Evripidis Stylianidis, Greece's overseas trade minister, at the end of four days of meetings said on Saturday that the deal was a winner for everyone.

"Pipelines are good for the economy, for the environment, and for international development - and that helps peace and stability in the region," he said. 

Oil companies and regional governments are keen to find alternatives to shipping Caspian oil through Turkey's busy Bosporus Strait, already used to transport more than 50 million tons of oil a year.

Dangerous strait

"There is a growing danger of an accident with the concentration of many ships in the strait," Stylianidis said after the meetings in the northeastern city of Komotini, hosted by the Organisation of Black Sea Economic Cooperation, a regional trade forum founded in 1992.

Traditional shipping lanes in the
Bosporus
are crowded 

"Energy via pipelines will be faster and cheaper, and will pose a smaller environmental risk," he said.

In June, the new Baku-Tbilisi-Ceyhan pipeline is to start operation, carrying Caspian oil 1760km across Azerbaijan and Georgia to Turkey's Mediterranean coast.
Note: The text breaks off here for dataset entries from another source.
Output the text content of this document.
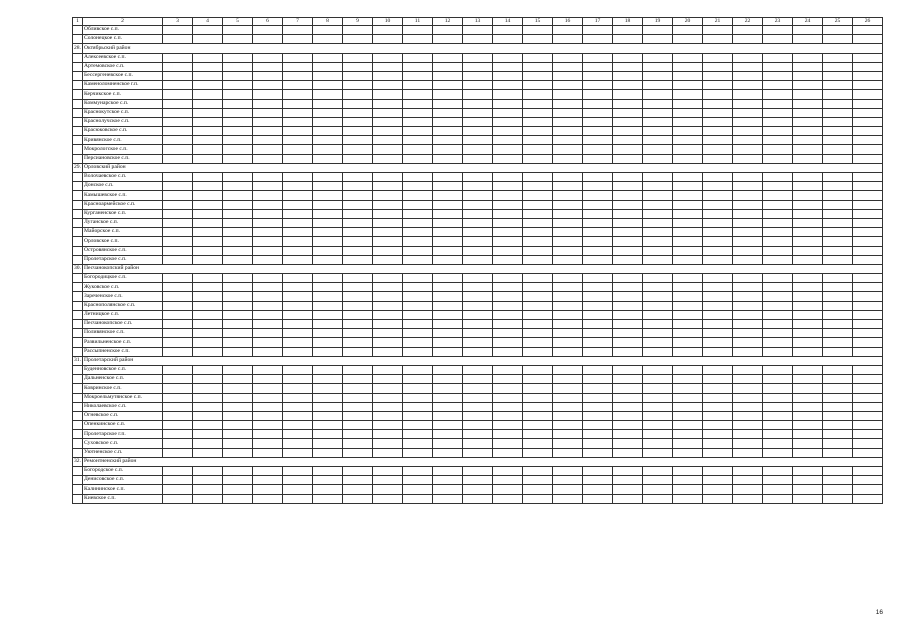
1	2	3	4	5	6	7	8	9	10	11	12	13	14	15	16	17	18	19	20	21	22	23	24	25	26
	Обливское с.п.																								
	Солонецкое с.п.																								
28.	Октябрьский район																								
	Алексеевское с.п.																								
	Артемовское с.п.																								
	Бессергеневское с.п.																								
	Каменоломненское г.п.																								
	Керчикское с.п.																								
	Коммунарское с.п.																								
	Краснокутское с.п.																								
	Краснолучское с.п.																								
	Красюковское с.п.																								
	Кривянское с.п.																								
	Мокрологское с.п.																								
	Персиановское с.п.																								
29.	Орловский район																								
	Волочаевское с.п.																								
	Донское с.п.																								
	Камышевское с.п.																								
	Красноармейское с.п.																								
	Курганенское с.п.																								
	Луганское с.п.																								
	Майорское с.п.																								
	Орловское с.п.																								
	Островянское с.п.																								
	Пролетарское с.п.																								
30.	Песчанокопский район																								
	Богородицкое с.п.																								
	Жуковское с.п.																								
	Зареченское с.п.																								
	Краснополянское с.п.																								
	Летницкое с.п.																								
	Песчанокопское с.п.																								
	Поливянское с.п.																								
	Развильненское с.п.																								
	Рассыпненское с.п.																								
31.	Пролетарский район																								
	Буденновское с.п.																								
	Дальненское с.п.																								
	Ковринское с.п.																								
	Мокроельмутянское с.п.																								
	Николаевское с.п.																								
	Огневское с.п.																								
	Опенкинское с.п.																								
	Пролетарское г.п.																								
	Суховское с.п.																								
	Уютненское с.п.																								
32.	Ремонтненский район																								
	Богородское с.п.																								
	Денисовское с.п.																								
	Калининское с.п.																								
	Киевское с.п.																								
16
Additional projects are planned to link Bulgaria's Black Sea port of Burgas to Alexandroupolis in neighboring Greece and Vlora, Albania.

Problems 'resolved'

Turkey's deputy foreign minister, Ender Arat, said the Baku-Ceyhan project would start on time, despite reports of delays.

"There were some construction delays in Georgia and other problems, but all of this has been resolved," Arat said.
 
He said a proposed pipeline across Turkey from the Black Sea port of Samsun to Ceyhan would be a cheaper option than planned Balkan ventures. But Greece's Stylianidis said most proposed pipeline routes were not competitive, but complementary.
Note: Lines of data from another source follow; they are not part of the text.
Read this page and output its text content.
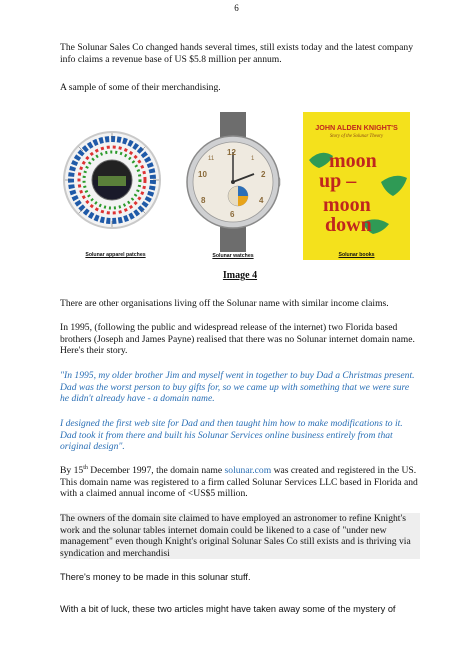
6

The Solunar Sales Co changed hands several times, still exists today and the latest company info claims a revenue base of US $5.8 million per annum.

A sample of some of their merchandising.

Solunar apparel patches
12
1
11
2
10
4
8
6
Solunar watches
JOHN ALDEN KNIGHT'S
Story of the Solunar Theory
moon
up –
moon
down
Solunar books
Image 4

There are other organisations living off the Solunar name with similar income claims.

In 1995, (following the public and widespread release of the internet) two Florida based brothers (Joseph and James Payne) realised that there was no Solunar internet domain name. Here's their story.

"In 1995, my older brother Jim and myself went in together to buy Dad a Christmas present. Dad was the worst person to buy gifts for, so we came up with something that we were sure he didn't already have - a domain name.

I designed the first web site for Dad and then taught him how to make modifications to it. Dad took it from there and built his Solunar Services online business entirely from that original design".

By 15th December 1997, the domain name solunar.com was created and registered in the US. This domain name was registered to a firm called Solunar Services LLC based in Florida and with a claimed annual income of <US$5 million.

The owners of the domain site claimed to have employed an astronomer to refine Knight's work and the solunar tables internet domain could be likened to a case of "under new management" even though Knight's original Solunar Sales Co still exists and is thriving via syndication and merchandisi

There's money to be made in this solunar stuff.

With a bit of luck, these two articles might have taken away some of the mystery of
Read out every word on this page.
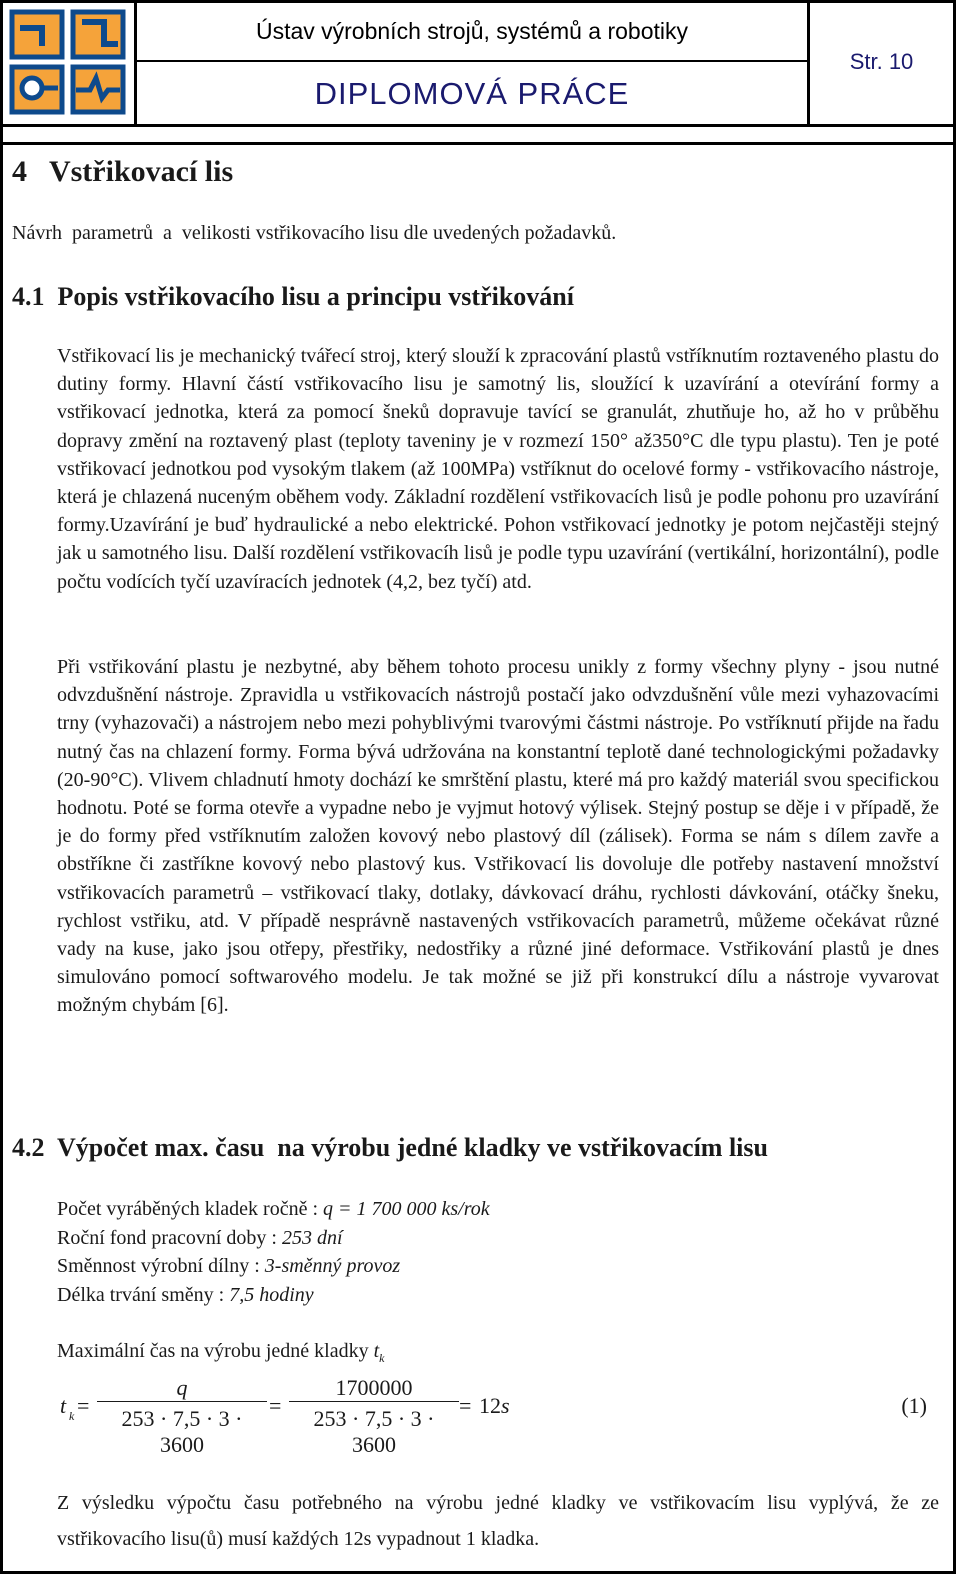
Ústav výrobních strojů, systémů a robotiky
DIPLOMOVÁ PRÁCE
Str. 10
4   Vstřikovací lis
Návrh  parametrů  a  velikosti vstřikovacího lisu dle uvedených požadavků.
4.1  Popis vstřikovacího lisu a principu vstřikování

Vstřikovací lis je mechanický tvářecí stroj, který slouží k zpracování plastů vstříknutím roztaveného plastu do dutiny formy. Hlavní částí vstřikovacího lisu je samotný lis, sloužící k uzavírání a otevírání formy a vstřikovací jednotka, která za pomocí šneků dopravuje tavící se granulát, zhutňuje ho, až ho v průběhu dopravy změní na roztavený plast (teploty taveniny je v rozmezí 150° až350°C dle typu plastu). Ten je poté vstřikovací jednotkou pod vysokým tlakem (až 100MPa) vstříknut do ocelové formy - vstřikovacího nástroje, která je chlazená nuceným oběhem vody. Základní rozdělení vstřikovacích lisů je podle pohonu pro uzavírání formy.Uzavírání je buď hydraulické a nebo elektrické. Pohon vstřikovací jednotky je potom nejčastěji stejný jak u samotného lisu. Další rozdělení vstřikovacíh lisů je podle typu uzavírání (vertikální, horizontální), podle počtu vodících tyčí uzavíracích jednotek (4,2, bez tyčí) atd.

Při vstřikování plastu je nezbytné, aby během tohoto procesu unikly z formy všechny plyny - jsou nutné odvzdušnění nástroje. Zpravidla u vstřikovacích nástrojů postačí jako odvzdušnění vůle mezi vyhazovacími trny (vyhazovači) a nástrojem nebo mezi pohyblivými tvarovými částmi nástroje. Po vstříknutí přijde na řadu nutný čas na chlazení formy. Forma bývá udržována na konstantní teplotě dané technologickými požadavky (20-90°C). Vlivem chladnutí hmoty dochází ke smrštění plastu, které má pro každý materiál svou specifickou hodnotu. Poté se forma otevře a vypadne nebo je vyjmut hotový výlisek. Stejný postup se děje i v případě, že je do formy před vstříknutím založen kovový nebo plastový díl (zálisek). Forma se nám s dílem zavře a obstříkne či zastříkne kovový nebo plastový kus. Vstřikovací lis dovoluje dle potřeby nastavení množství vstřikovacích parametrů – vstřikovací tlaky, dotlaky, dávkovací dráhu, rychlosti dávkování, otáčky šneku, rychlost vstřiku, atd. V případě nesprávně nastavených vstřikovacích parametrů, můžeme očekávat různé vady na kuse, jako jsou otřepy, přestřiky, nedostřiky a různé jiné deformace. Vstřikování plastů je dnes simulováno pomocí softwarového modelu. Je tak možné se již při konstrukcí dílu a nástroje vyvarovat možným chybám [6].

4.2  Výpočet max. času  na výrobu jedné kladky ve vstřikovacím lisu
Počet vyráběných kladek ročně : q = 1 700 000 ks/rok
Roční fond pracovní doby : 253 dní
Směnnost výrobní dílny : 3-směnný provoz
Délka trvání směny : 7,5 hodiny
Maximální čas na výrobu jedné kladky $t_k$
t k =
q
253 · 7,5 · 3 · 3600
=
1700000
253 · 7,5 · 3 · 3600
= 12s	(1)

Z výsledku výpočtu času potřebného na výrobu jedné kladky ve vstřikovacím lisu vyplývá, že ze vstřikovacího lisu(ů) musí každých 12s vypadnout 1 kladka.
"Every country proposes the route that serves its own interests," he said. "There is a strong will of the governments involved to back the Burgas-Alexandroupolis project."

Rotating presidency

Greece passed the rotating six-month presidency of the Organisation of Black Sea Economic Cooperation to Moldova on Saturday. 
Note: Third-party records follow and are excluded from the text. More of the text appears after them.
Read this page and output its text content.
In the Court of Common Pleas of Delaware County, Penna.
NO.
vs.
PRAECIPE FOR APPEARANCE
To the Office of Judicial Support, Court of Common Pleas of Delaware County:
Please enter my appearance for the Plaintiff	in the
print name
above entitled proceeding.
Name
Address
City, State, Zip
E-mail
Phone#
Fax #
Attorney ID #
"Energy via pipelines will be faster and cheaper, and will pose a smaller environmental risk"

Evripidis Stylianidis, Greek overseas trade minister

Representatives of the organisation's 12 members -Greece, Albania, Armenia, Azerbaijan, Bulgaria, Georgia, Moldavia, Serbia-Montenegro, Romania, Russia, Turkey and Ukraine - also signed a declaration pledging closer cooperation in areas from energy and tourism to fighting organised crime and ties with the EU.

Part of that cooperation includes plans to connect regional electricity and natural gas networks across to western Europe. Armenia, Azerbaijan, Georgia, Moldavia and Ukraine are already receiving EU assistance with financial aid and advice on market-oriented reforms through the EU's new Neighbourhood Policy programme.